Com seu semblante imutável durante o debate parlamentar de sua destituição, Sebastian Kurz lembrou uma figura do museu de cera de Madame Tussaud. As emoções que ele desencadeia são estranhas até para ele mesmo, e elas são tanto maiores quanto mais frieza ele demonstra.

Sempre moderado em tom, de excelentes maneiras, o político de 32 anos provoca a fúria de seus opositores. A cultura do consenso, na verdade uma característica austríaca, é estranha ao chanceler. Kurz usa frases cinzeladas para descrever o que ele decidiu nos círculos mais fechados.

O fato de ele próprio perder a maioria parlamentar com a expulsão de seu parceiro de coalizão não lhe custou nenhuma gota de suor. Seu público o ama por isso.

Kurz não se importava com o que os seus opositores decidiam. Agora que ele foi destituído, a sua vitória vai estar no seu nimbo de mártir. Se ele tivesse permanecido no cargo, nas eleições de setembro, teria sido a sua majestosa invulnerabilidade que lhe daria uma vitória igual. Nenhuma reivindicação política conecta os partidos da oposição, que o destituíram.

Mas os social-democratas foram táticos. Para a destituição do chanceler, agiram particularmente de forma intensa aqueles no SPÖ (Partido Social Democrata da Áustria), para quem a aliança com o FPÖ, na verdade, é lucrativa. Em seu estado, o vice-líder do partido Hans Peter Doskozil está em coalizão com os ultradireitistas e não achada nada de mal em ultrapassar, pela direita, o governo austríaco em seu curso nacionalista.
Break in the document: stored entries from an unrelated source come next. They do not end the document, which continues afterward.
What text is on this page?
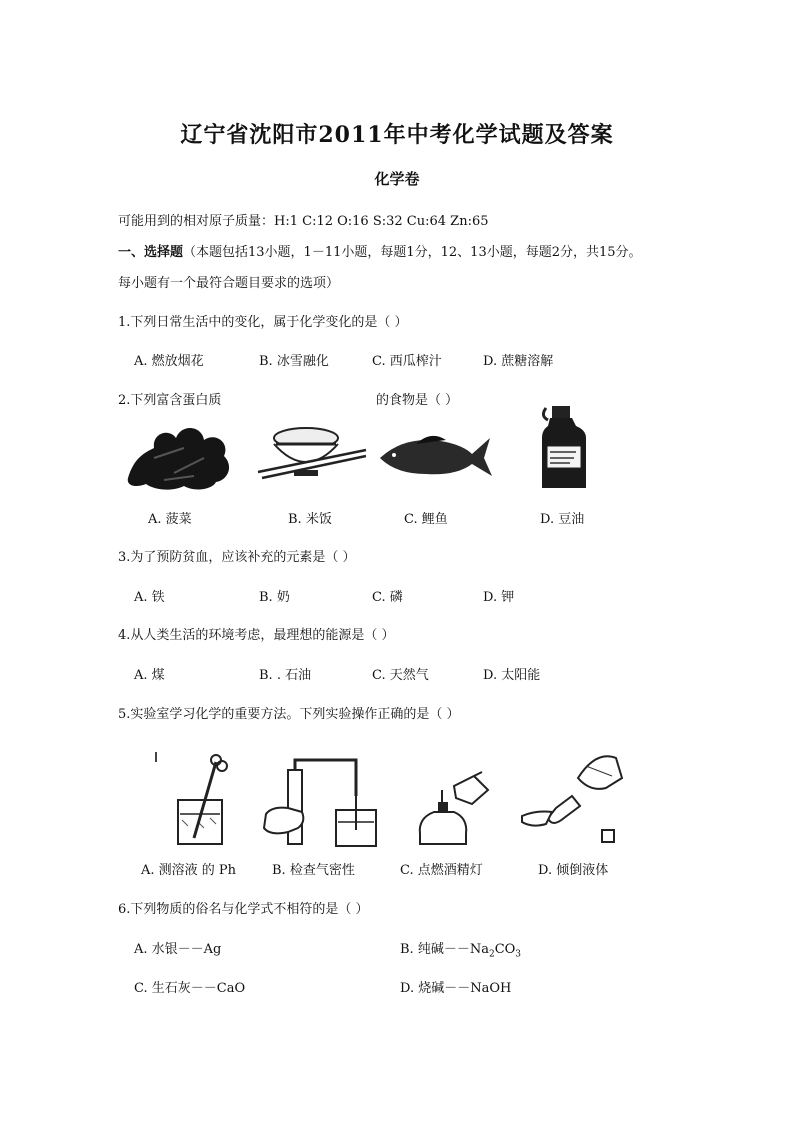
辽宁省沈阳市2011年中考化学试题及答案
化学卷
可能用到的相对原子质量：H:1 C:12 O:16 S:32 Cu:64 Zn:65
一、选择题（本题包括13小题，1－11小题，每题1分，12、13小题，每题2分，共15分。
每小题有一个最符合题目要求的选项）
1.下列日常生活中的变化，属于化学变化的是（ ）
A. 燃放烟花	B. 冰雪融化	C. 西瓜榨汁	D. 蔗糖溶解
2.下列富含蛋白质	的食物是（ ）
A. 菠菜	B. 米饭	C. 鲤鱼	D. 豆油
3.为了预防贫血，应该补充的元素是（ ）
A. 铁	B. 奶	C. 磷	D. 钾
4.从人类生活的环境考虑，最理想的能源是（ ）
A. 煤	B. . 石油	C. 天然气	D. 太阳能
5.实验室学习化学的重要方法。下列实验操作正确的是（ ）
A. 测溶液 的 Ph	B. 检查气密性	C. 点燃酒精灯	D. 倾倒液体
6.下列物质的俗名与化学式不相符的是（ ）
A. 水银－－Ag	B. 纯碱$--Na_2CO_3$
C. 生石灰－－CaO	D. 烧碱－－NaOH
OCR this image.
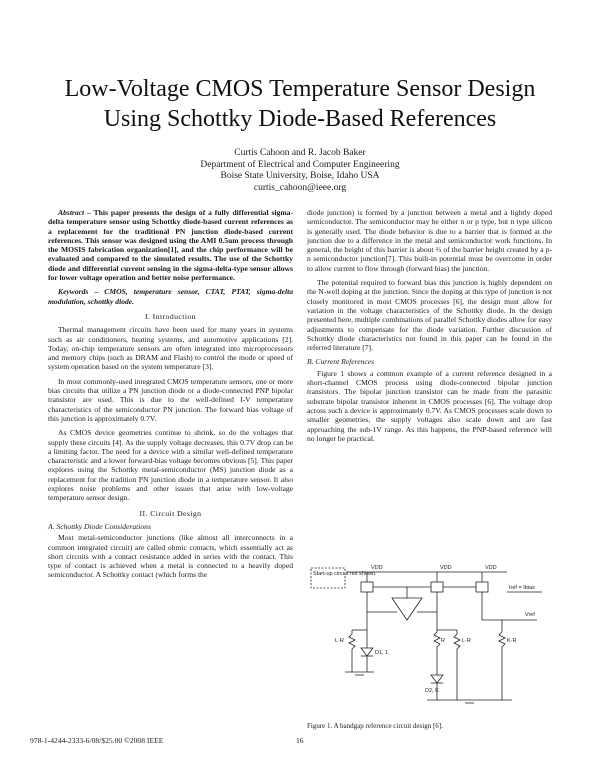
Low-Voltage CMOS Temperature Sensor Design
Using Schottky Diode-Based References
Curtis Cahoon and R. Jacob Baker
Department of Electrical and Computer Engineering
Boise State University, Boise, Idaho USA
curtis_cahoon@ieee.org

Abstract – This paper presents the design of a fully differential sigma-delta temperature sensor using Schottky diode-based current references as a replacement for the traditional PN junction diode-based current references. This sensor was designed using the AMI 0.5um process through the MOSIS fabrication organization[1], and the chip performance will be evaluated and compared to the simulated results. The use of the Schottky diode and differential current sensing in the sigma-delta-type sensor allows for lower voltage operation and better noise performance.

Keywords – CMOS, temperature sensor, CTAT, PTAT, sigma-delta modulation, schottky diode.

I. Introduction

Thermal management circuits have been used for many years in systems such as air conditioners, heating systems, and automotive applications [2]. Today, on-chip temperature sensors are often integrated into microprocessors and memory chips (such as DRAM and Flash) to control the mode or speed of system operation based on the system temperature [3].

In most commonly-used integrated CMOS temperature sensors, one or more bias circuits that utilize a PN junction diode or a diode-connected PNP bipolar transistor are used. This is due to the well-defined I-V temperature characteristics of the semiconductor PN junction. The forward bias voltage of this junction is approximately 0.7V.

As CMOS device geometries continue to shrink, so do the voltages that supply these circuits [4]. As the supply voltage decreases, this 0.7V drop can be a limiting factor. The need for a device with a similar well-defined temperature characteristic and a lower forward-bias voltage becomes obvious [5]. This paper explores using the Schottky metal-semiconductor (MS) junction diode as a replacement for the tradition PN junction diode in a temperature sensor. It also explores noise problems and other issues that arise with low-voltage temperature sensor design.

II. Circuit Design

A. Schottky Diode Considerations

Most metal-semiconductor junctions (like almost all interconnects in a common integrated circuit) are called ohmic contacts, which essentially act as short circuits with a contact resistance added in series with the contact. This type of contact is achieved when a metal is connected to a heavily doped semiconductor. A Schottky contact (which forms the

diode junction) is formed by a junction between a metal and a lightly doped semiconductor. The semiconductor may be either n or p type, but n type silicon is generally used. The diode behavior is due to a barrier that is formed at the junction due to a difference in the metal and semiconductor work functions. In general, the height of this barrier is about ⅔ of the barrier height created by a p-n semiconductor junction[7]. This built-in potential must be overcome in order to allow current to flow through (forward bias) the junction.

The potential required to forward bias this junction is highly dependent on the N-well doping at the junction. Since the doping at this type of junction is not closely monitored in most CMOS processes [6], the design must allow for variation in the voltage characteristics of the Schottky diode. In the design presented here, multiple combinations of parallel Schottky diodes allow for easy adjustments to compensate for the diode variation. Further discussion of Schottky diode characteristics not found in this paper can be found in the referred literature [7].

B. Current References

Figure 1 shows a common example of a current reference designed in a short-channel CMOS process using diode-connected bipolar junction transistors. The bipolar junction transistor can be made from the parasitic substrate bipolar transistor inherent in CMOS processes [6]. The voltage drop across such a device is approximately 0.7V. As CMOS processes scale down to smaller geometries, the supply voltages also scale down and are fast approaching the sub-1V range. As this happens, the PNP-based reference will no longer be practical.

Start-up circuit not shown.
VDD	VDD	VDD
D1, 1
D2, K
R
L·R	L·R	K·R
Vref
Iref = Ibias
Figure 1. A bandgap reference circuit design [6].
978-1-4244-2333-6/08/$25.00 ©2008 IEEE	16
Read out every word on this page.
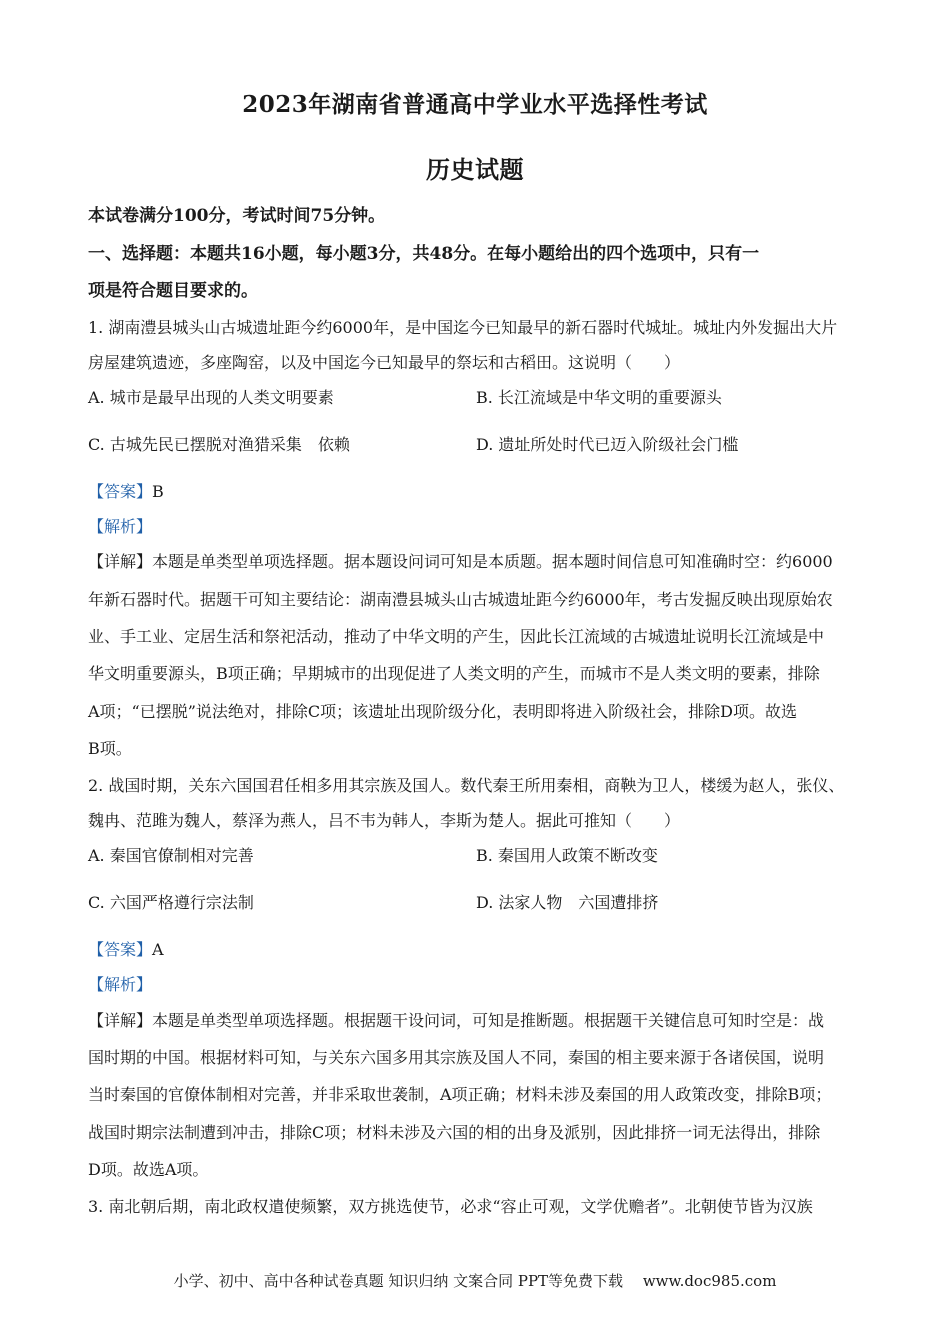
2023年湖南省普通高中学业水平选择性考试
历史试题
本试卷满分100分，考试时间75分钟。
一、选择题：本题共16小题，每小题3分，共48分。在每小题给出的四个选项中，只有一
项是符合题目要求的。
1. 湖南澧县城头山古城遗址距今约6000年，是中国迄今已知最早的新石器时代城址。城址内外发掘出大片
房屋建筑遗迹，多座陶窑，以及中国迄今已知最早的祭坛和古稻田。这说明（　　）
A. 城市是最早出现的人类文明要素	B. 长江流域是中华文明的重要源头
C. 古城先民已摆脱对渔猎采集　依赖	D. 遗址所处时代已迈入阶级社会门槛
【答案】B
【解析】
【详解】本题是单类型单项选择题。据本题设问词可知是本质题。据本题时间信息可知准确时空：约6000
年新石器时代。据题干可知主要结论：湖南澧县城头山古城遗址距今约6000年，考古发掘反映出现原始农
业、手工业、定居生活和祭祀活动，推动了中华文明的产生，因此长江流域的古城遗址说明长江流域是中
华文明重要源头，B项正确；早期城市的出现促进了人类文明的产生，而城市不是人类文明的要素，排除
A项；“已摆脱”说法绝对，排除C项；该遗址出现阶级分化，表明即将进入阶级社会，排除D项。故选
B项。
2. 战国时期，关东六国国君任相多用其宗族及国人。数代秦王所用秦相，商鞅为卫人，楼缓为赵人，张仪、
魏冉、范雎为魏人，蔡泽为燕人，吕不韦为韩人，李斯为楚人。据此可推知（　　）
A. 秦国官僚制相对完善	B. 秦国用人政策不断改变
C. 六国严格遵行宗法制	D. 法家人物　六国遭排挤
【答案】A
【解析】
【详解】本题是单类型单项选择题。根据题干设问词，可知是推断题。根据题干关键信息可知时空是：战
国时期的中国。根据材料可知，与关东六国多用其宗族及国人不同，秦国的相主要来源于各诸侯国，说明
当时秦国的官僚体制相对完善，并非采取世袭制，A项正确；材料未涉及秦国的用人政策改变，排除B项；
战国时期宗法制遭到冲击，排除C项；材料未涉及六国的相的出身及派别，因此排挤一词无法得出，排除
D项。故选A项。
3. 南北朝后期，南北政权遣使频繁，双方挑选使节，必求“容止可观，文学优赡者”。北朝使节皆为汉族
小学、初中、高中各种试卷真题 知识归纳 文案合同 PPT等免费下载　 www.doc985.com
Os céticos contra a destituição eram antes aqueles que queriam mostrar uma clara posição contra a direita – como a ainda inexperiente líder dos social-democratas austríacos, Pamela Rendi-Wagner. Suas chances não são particularmente boas. Os partidos da Áustria não se alinham, como os alemães, num eixo esquerda-direita. Eles se comportam em relação aos demais antes como as três superfícies de uma estrela da Mercedes: interfaces igualmente longas os conectam.

Os "libertários" também foram táticos. O ministro do Interior demitido, Herbert Kickl, e o principal candidato do partido nas eleições europeias, Harald Vilimsky, não queriam, de qualquer forma, a coalizão com a legenda conservadora de direita ÖVP. Eles estão convencidos de que um dia chegarão ao topo e nomearão o chanceler federal. Os linha-dura temem, com razão, que a posição de parceiro júnior não lhes traga nada.

Outros, como Norbert Hofer, o sucessor designado do comprometido líder partidário, Heinz-Christian Strache, gostariam de coligar uma segunda vez com o ÖVP após a eleição de setembro.

Um segundo gabinete preto-azul não é de modo algum improvável. Kurz se recusa a descartar essa possibilidade. A crítica interna do partido, que ele teve que ouvir nos últimos meses devido ao seu curso direitista, deve silenciar após a vitória eleitoral no domingo.

Kurz tem um direcionamento claro: contra os estrangeiros, contra Bruxelas, contra a redistribuição no setor social. Seus opositores concordam apenas que o chanceler desfruta injustamente a adoração de seus muitos fãs.

Se no final o caso do vídeo de Ibiza não sair pela culatra, isso vai acabar deixando inalterado o curso político direitista do país. De acordo com o que se vê em Viena, sexo, mentiras e vídeos não são ajudantes confiáveis numa reviravolta política.